Years ago, the conservative activist Grover Norquist was the guest speaker in a class I teach at the University of Pennsylvania.
"Older people are the base of the Democratic Party," he told the class of predominantly liberal Ivy League students. "Do you know what they do every day? Die."
Ironically, Norquist's argument, that Democrats were on the short end of the generational political divide, is no longer valid. U.S. senior citizens are reliably Republican, while young voters, in the Barack Obama era, have flocked to Democrats.
The shift raises a few important questions for the 2016 presidential race: Can Hillary Clinton approach the level of enthusiasm that Obama achieved with young voters? And can Donald Trump persuade older voters that he's not a big risk?
The numbers make the point. In the 2012 presidential election, Americans between the ages of 29 and 65 split almost evenly, and it is these voters — soccer Moms or middle-age white workers — who get the most media attention. But Obama won by running up a larger margin and turnout among 18 to 29 year olds than Mitt Romney was able to muster with voters 65 and older.
Conversely, Republicans enjoyed big wins in the 2014 off-year elections, when the percentage of older voters, who continued to heavily support them, rose by one-third, while the Democratic-leaning younger vote dropped 20 percent. This may have made the difference in a few close races such as the North Carolina Senate contest, where a Democratic incumbent was defeated.
Two leading pollsters in the current campaign — Kellyanne Conway, who works with Trump, and Geoff Garin, who surveys for the Clinton Super-PAC — see inherent opportunities and problems for both candidates.
Conway notes that Clinton was clobbered by Senator Bernie Sanders among young voters in the Democratic primaries and isn't very popular with this cohort.

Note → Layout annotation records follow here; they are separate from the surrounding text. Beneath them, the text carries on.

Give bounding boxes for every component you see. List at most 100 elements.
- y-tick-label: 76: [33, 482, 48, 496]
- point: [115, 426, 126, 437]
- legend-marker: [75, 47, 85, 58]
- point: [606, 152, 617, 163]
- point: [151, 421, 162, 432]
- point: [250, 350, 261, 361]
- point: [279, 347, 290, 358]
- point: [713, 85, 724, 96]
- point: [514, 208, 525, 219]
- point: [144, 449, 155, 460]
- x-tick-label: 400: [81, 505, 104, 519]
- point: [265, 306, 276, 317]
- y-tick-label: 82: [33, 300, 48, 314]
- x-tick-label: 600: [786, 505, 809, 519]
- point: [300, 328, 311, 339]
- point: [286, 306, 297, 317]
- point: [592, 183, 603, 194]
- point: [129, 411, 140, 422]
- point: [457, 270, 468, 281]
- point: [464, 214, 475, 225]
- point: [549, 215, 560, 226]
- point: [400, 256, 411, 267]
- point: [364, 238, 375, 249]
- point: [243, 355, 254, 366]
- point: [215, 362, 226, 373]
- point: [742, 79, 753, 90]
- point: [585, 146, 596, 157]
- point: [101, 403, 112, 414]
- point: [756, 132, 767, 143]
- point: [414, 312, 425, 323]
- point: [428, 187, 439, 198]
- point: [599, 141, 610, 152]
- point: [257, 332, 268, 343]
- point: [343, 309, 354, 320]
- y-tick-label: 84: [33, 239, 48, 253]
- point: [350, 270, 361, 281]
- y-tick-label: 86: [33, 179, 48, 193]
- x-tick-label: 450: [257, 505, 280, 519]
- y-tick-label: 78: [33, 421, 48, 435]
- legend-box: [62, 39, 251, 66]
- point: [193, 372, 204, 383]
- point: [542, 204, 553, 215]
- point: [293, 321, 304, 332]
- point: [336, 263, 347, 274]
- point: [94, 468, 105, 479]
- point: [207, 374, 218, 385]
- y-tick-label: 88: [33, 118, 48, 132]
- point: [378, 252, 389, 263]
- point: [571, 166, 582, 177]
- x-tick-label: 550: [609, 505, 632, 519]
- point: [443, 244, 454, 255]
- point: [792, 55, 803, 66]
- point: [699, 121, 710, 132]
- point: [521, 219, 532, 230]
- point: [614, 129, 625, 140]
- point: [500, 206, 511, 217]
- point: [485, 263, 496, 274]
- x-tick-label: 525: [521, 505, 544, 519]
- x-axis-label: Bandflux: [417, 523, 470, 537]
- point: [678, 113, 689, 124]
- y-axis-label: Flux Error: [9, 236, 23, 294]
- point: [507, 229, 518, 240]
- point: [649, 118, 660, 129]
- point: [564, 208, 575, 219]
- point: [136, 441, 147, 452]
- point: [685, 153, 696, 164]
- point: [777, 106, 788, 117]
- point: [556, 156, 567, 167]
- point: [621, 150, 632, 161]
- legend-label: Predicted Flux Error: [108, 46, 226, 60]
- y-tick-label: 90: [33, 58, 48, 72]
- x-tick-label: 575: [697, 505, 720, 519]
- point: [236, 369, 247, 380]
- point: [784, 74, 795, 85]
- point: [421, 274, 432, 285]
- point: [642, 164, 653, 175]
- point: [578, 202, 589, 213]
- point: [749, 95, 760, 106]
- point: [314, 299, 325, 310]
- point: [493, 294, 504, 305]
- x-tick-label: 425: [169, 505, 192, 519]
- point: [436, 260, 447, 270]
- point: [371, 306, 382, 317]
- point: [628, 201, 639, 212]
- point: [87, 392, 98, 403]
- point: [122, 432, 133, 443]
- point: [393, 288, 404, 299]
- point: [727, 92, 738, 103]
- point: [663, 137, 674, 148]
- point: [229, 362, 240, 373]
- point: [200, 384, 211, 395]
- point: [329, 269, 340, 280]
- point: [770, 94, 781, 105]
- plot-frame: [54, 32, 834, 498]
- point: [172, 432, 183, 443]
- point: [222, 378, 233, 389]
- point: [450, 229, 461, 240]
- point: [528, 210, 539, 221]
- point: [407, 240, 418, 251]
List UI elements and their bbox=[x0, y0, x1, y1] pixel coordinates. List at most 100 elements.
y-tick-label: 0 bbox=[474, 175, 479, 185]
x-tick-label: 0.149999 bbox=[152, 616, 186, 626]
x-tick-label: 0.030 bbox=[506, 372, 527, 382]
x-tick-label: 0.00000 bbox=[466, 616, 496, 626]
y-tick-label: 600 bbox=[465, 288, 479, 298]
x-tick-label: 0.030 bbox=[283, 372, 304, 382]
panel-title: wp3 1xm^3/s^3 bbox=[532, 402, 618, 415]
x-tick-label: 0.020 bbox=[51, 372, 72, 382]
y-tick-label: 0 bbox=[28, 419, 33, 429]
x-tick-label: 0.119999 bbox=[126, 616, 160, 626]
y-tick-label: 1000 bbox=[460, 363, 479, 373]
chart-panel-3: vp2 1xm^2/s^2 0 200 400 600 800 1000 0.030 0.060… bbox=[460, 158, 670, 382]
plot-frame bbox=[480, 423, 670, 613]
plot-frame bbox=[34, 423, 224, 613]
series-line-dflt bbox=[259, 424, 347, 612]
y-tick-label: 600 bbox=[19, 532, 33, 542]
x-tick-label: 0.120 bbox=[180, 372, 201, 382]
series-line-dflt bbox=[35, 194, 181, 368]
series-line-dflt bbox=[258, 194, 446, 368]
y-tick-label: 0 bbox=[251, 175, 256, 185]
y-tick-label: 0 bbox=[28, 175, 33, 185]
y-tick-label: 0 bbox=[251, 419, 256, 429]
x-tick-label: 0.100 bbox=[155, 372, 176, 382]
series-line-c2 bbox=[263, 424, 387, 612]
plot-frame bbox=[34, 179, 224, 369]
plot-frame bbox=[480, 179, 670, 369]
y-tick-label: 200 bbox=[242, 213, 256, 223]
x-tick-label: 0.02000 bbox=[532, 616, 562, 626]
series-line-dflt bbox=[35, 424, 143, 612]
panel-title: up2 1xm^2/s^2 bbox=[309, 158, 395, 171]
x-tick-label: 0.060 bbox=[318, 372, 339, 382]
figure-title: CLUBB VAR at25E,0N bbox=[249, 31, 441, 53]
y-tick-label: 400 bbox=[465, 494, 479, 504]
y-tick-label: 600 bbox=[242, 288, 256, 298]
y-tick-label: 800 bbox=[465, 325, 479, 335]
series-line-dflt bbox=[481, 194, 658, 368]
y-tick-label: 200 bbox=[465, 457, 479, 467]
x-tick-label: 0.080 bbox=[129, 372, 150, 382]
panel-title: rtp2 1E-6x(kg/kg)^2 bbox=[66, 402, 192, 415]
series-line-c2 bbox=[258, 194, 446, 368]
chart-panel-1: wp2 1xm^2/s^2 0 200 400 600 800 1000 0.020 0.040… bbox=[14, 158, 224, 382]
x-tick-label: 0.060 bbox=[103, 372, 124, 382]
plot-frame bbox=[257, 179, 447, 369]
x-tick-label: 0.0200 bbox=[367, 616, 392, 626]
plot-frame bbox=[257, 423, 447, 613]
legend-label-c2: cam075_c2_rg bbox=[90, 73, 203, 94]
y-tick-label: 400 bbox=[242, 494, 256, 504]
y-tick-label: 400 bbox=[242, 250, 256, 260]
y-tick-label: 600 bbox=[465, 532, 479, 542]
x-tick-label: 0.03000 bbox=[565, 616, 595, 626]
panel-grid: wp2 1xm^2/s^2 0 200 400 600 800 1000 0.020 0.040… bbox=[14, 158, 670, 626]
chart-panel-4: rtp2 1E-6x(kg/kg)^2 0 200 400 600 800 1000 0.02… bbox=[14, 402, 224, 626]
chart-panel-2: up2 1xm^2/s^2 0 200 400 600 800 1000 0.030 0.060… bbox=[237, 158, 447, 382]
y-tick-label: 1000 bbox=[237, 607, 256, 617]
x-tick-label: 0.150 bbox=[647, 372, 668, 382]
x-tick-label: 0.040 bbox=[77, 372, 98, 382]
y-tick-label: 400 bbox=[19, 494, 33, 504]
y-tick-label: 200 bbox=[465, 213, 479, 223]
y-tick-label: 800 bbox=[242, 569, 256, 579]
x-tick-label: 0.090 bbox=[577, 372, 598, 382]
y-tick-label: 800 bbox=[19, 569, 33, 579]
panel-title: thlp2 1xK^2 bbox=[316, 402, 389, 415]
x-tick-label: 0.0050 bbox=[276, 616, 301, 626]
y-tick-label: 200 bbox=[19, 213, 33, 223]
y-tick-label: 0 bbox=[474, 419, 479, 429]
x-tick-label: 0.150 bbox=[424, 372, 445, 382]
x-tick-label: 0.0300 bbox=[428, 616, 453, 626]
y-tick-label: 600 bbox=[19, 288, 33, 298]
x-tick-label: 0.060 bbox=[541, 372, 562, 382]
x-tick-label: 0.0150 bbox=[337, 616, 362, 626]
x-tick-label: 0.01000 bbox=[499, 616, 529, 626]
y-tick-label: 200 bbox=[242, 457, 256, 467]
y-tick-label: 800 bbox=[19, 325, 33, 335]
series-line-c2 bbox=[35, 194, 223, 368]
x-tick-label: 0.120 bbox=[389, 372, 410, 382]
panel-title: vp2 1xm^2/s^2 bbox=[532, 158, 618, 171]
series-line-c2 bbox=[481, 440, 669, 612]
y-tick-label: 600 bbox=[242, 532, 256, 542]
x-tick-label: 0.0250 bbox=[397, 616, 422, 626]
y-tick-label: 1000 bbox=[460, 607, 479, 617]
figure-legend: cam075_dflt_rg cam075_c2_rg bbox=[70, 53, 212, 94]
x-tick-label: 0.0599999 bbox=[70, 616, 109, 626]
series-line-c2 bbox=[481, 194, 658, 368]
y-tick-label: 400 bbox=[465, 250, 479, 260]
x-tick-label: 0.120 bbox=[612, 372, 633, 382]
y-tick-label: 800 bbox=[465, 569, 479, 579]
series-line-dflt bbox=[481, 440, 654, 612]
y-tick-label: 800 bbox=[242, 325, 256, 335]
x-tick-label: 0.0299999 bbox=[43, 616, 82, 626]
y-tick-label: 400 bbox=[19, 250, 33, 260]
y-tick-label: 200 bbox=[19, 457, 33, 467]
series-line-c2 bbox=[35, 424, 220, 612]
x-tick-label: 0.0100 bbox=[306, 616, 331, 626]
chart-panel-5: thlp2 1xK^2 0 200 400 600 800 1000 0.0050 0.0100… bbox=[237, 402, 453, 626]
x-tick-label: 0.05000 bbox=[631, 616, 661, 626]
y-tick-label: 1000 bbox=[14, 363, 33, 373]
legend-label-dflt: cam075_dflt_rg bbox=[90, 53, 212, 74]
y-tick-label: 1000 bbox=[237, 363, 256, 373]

That, she argues, is an opportunity for the likely Republican nominee.
"Trump can pick up some of the Sanders message, like tough on trade and the role money and big corporations play in a corrupt, rigged system," she said. "That appeals to young voters."
Garin, though he recognizes that Clinton has work to do with younger voters, dismisses any possibility that her opponent can capitalize on this weakness. "Trump is nowhere with young voters," he contends. "He is completely out of sync with their world view, values and idealism."